One night in October 2013, when Kinzie Landers was 14 years old, her parents rushed her to the local emergency room near their home in Texas as she was sliding into a coma. Unaware that their daughter had type 1 diabetes, her parents listened helplessly as doctors explained that they’d need to intubate her. She was minutes away from losing the ability to breathe on her own.
“It was a lifesaving moment for which we’re forever grateful,” her mother, Shelly Landers, says.
But, Shelly adds, that single intervention led to future complications that Kinzie and her family never imagined. Months later, she’d developed so much scar tissue within her trachea that she struggled to breathe. Her airway was so swollen, remembers her mother, that doctors told her it was the diameter of a coffee straw.
After barely staying abreast of this problem with a series of balloon dilations, Kinzie and her family moved to Maryland in June 2015. That’s when they made the decision to visit the Johns Hopkins Complex Airway Clinic, directed by otolaryngologist–head and neck surgeon Alexander Hillel.
Hillel, along with colleagues including thoracic surgeon Richard Battafarano and interventional pulmonologists David Feller-Kopman, Lonny Yarmus and Hans Lee, started the monthly clinic in May 2014 to treat patients with laryngotracheal stenosis. This narrowing of the airway from scarring—typically from intubation, but sometimes from autoimmune diseases or an idiopathic cause—often requires the expertise of multiple clinicians due to the severity and extent of scar tissue. To ease the burden on patients and their families, as well as provide better, more coordinated care, the team meets with patients to provide group exams and decide on a course of treatment.

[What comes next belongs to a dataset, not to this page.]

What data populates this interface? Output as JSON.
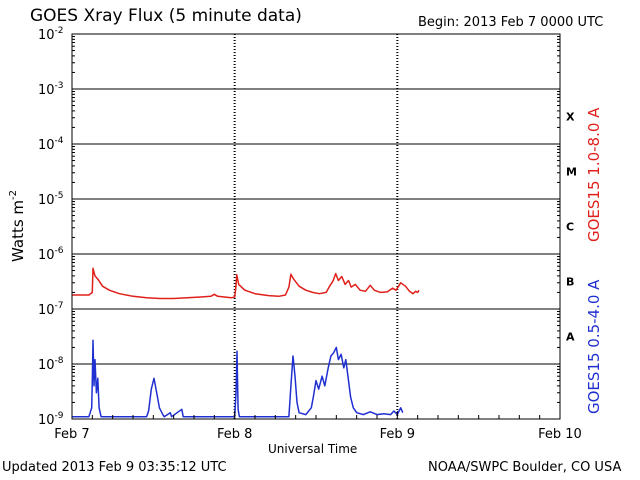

A patient’s treatment plan might be as conservative as simple monitoring, explains Hillel, or it might extend to balloon dilations or endoscopically excising the scar tissue and placing a stent within the airway to keep it open as it heals.
For some patients with particularly challenging cases, the only curative options for permanently restoring airflow are laryngotracheoplasty or cricotracheal resection. With Kinzie’s recurring problems, Hillel told her parents, she was an excellent candidate for a resection. In March 2016, Hillel and his colleagues performed this procedure. Several weeks later, after removing her tracheostomy, Kinzie was able to breathe and speak easily again for the first time in years.
“We’ve gone through watching her struggle to breathe from walking across the living room to the bathroom to seeing her become able-bodied again and have a life,” Shelly says. “It’s been like switching on a light.”
Seeing patients like Kinzie thrive, says Hillel, is the greatest reward from his work: “The ability to restore a person’s ability to breathe and allow them to live again is why we do what we do.”